Así, los acuerdos de distribución exclusiva pueden restringir la competencia intra-marca (entre productos de la misma marca) pero al mismo tiempo promover vigorosamente la competencia inter-marca (entre productos de distinta marca) que es la que realmente es relevante.

Por esta razón, en los EE.UU. este tipo de acuerdos está sometido a la denominada “regla de la razón” de conformidad con la cual los operadores del derecho tienen que evaluar los efectos pro competitivos o los beneficios para el consumidor y contrastarlos con los efectos anticompetitivos del mismo para determinar cuáles prevalecen.

A su vez, la ley de la UE excluye estos acuerdos de las prohibiciones y para esos efectos se han expedido criterios que contemplan los requisitos que deben cumplir para beneficiarse de la excepción.

En este sentido, las “Directrices relativas a las restricciones verticales” expresan que, de ordinario, ellas son menos perjudiciales que las horizontales y que usualmente los problemas surgen cuando la competencia inter-marca es insuficiente, es decir, cuando el proveedor, el comprador o ambos ostentan un cierto grado de poder de mercado (cuotas de mercado superiores al 30%).
La ley colombiana tampoco contempla, de manera expresa, la posibilidad de celebrar acuerdos de colaboración empresarial entre competidores, independientemente del beneficio que ellos traigan para el escenario concurrencial o de las mejoras en eficiencia que se deriven de los mismos, aunque existen unas guías de la SIC sobre el tema.

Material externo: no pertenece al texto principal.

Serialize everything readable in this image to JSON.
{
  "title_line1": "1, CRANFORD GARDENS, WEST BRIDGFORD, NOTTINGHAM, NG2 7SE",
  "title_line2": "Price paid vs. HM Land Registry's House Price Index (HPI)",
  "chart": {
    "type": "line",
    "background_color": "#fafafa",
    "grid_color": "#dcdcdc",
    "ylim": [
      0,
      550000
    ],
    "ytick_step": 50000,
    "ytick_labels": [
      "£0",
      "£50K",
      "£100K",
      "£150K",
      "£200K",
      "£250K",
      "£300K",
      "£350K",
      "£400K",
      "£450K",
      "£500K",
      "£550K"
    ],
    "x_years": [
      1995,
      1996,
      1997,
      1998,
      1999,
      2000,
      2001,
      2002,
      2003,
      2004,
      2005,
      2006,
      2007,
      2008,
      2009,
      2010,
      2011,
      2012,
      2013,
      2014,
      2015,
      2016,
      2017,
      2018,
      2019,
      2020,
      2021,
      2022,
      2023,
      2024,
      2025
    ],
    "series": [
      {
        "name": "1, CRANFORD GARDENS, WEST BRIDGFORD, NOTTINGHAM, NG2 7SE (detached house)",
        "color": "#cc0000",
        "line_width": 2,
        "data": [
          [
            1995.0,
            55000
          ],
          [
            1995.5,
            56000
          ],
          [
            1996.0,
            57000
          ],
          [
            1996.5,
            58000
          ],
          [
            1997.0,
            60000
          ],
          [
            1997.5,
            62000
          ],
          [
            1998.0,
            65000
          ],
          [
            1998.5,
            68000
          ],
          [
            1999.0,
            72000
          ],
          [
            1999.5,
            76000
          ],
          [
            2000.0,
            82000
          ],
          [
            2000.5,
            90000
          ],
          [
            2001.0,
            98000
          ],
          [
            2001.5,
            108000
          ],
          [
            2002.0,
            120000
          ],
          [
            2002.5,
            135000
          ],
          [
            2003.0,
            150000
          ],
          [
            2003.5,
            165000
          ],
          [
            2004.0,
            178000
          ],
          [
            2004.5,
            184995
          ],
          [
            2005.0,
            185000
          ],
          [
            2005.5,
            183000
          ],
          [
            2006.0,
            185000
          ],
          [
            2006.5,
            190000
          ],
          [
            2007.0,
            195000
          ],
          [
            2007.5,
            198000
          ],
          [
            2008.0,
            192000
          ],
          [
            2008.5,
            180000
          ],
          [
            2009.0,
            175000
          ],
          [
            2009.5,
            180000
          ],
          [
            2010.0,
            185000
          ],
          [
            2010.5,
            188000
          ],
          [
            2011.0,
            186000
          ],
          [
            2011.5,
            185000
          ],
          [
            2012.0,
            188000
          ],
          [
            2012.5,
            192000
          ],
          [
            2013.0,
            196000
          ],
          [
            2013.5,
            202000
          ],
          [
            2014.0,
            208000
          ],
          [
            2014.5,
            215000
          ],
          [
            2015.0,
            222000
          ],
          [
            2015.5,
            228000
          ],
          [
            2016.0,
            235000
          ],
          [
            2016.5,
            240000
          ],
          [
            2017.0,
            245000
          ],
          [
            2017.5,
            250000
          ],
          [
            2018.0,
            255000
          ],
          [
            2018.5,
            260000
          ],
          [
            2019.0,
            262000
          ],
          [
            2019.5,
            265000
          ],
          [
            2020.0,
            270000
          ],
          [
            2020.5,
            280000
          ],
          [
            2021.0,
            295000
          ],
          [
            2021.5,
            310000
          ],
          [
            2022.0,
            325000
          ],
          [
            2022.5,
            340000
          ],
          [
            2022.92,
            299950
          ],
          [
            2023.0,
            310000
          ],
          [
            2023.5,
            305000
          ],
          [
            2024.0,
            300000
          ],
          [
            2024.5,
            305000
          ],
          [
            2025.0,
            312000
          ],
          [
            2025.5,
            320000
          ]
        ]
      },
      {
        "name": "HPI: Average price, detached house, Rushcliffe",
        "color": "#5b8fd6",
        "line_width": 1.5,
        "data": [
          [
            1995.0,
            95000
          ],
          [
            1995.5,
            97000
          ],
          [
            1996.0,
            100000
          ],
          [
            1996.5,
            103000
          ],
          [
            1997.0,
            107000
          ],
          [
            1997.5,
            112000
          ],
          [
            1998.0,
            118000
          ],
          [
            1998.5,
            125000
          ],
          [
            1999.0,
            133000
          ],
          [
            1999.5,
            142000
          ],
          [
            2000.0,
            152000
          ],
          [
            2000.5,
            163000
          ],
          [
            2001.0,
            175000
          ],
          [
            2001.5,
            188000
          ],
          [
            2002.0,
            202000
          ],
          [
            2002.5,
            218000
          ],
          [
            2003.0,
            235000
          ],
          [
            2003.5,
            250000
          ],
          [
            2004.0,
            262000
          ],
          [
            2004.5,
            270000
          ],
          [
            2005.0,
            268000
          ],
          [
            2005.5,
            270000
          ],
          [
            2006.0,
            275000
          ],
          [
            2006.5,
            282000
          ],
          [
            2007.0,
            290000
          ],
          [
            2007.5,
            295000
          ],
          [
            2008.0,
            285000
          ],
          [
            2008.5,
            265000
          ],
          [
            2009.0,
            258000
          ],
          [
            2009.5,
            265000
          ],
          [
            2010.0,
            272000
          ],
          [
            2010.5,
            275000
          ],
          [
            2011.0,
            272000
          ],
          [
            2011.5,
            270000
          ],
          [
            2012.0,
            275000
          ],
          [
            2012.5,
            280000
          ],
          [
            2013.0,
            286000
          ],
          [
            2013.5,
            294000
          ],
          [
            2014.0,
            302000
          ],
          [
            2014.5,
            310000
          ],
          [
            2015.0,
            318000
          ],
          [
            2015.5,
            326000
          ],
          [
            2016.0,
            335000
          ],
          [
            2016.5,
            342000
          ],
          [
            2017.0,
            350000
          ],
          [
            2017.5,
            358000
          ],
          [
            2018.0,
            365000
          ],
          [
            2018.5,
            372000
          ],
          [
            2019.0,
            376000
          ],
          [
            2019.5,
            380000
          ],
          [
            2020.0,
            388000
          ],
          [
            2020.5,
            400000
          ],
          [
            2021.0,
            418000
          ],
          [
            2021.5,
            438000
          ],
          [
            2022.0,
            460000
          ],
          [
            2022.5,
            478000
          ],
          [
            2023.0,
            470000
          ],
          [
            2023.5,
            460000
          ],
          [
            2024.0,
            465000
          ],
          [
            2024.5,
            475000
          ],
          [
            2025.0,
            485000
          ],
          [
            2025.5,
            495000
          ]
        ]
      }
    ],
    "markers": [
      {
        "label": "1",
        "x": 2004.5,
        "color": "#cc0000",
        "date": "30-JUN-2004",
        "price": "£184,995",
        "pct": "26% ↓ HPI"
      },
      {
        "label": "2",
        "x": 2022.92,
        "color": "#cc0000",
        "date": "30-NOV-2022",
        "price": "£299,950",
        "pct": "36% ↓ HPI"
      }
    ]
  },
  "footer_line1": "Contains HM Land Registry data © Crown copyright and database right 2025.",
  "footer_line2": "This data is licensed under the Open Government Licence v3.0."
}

Otra reforma que se reclama es la derogatoria de la prohibición general consignada en el artículo 1º de la Ley 155 de 1959, que es una norma en blanco en donde puede encajar cualquier conducta. Esta disposición quebranta el principio de tipicidad, en la medida en que consagra conceptos indeterminados tales como el de los “precios inequitativos”, que obedecen más a una noción filosófica que a una económica o jurídica. No existe además ningún parámetro en esa norma para determinar lo que debe entenderse por este concepto. ¿Cuándo un precio es inequitativo? ¿Cuando es alto o cuando genera muchas utilidades? Este precepto conlleva el peligro de que la autoridad de competencia se convierta en un órgano regulatorio de precios con el agravante de que las infracciones pueden tipificarse en el mismo momento en que el agente económico resulta sancionado por incurrir en esa conducta.

La situación anterior atenta de manera grave, no solo contra la seguridad jurídica sino contra los principios del mercado y de la libre iniciativa privada. La tarea pendiente en este campo es ambiciosa y debe acometerse cuanto antes.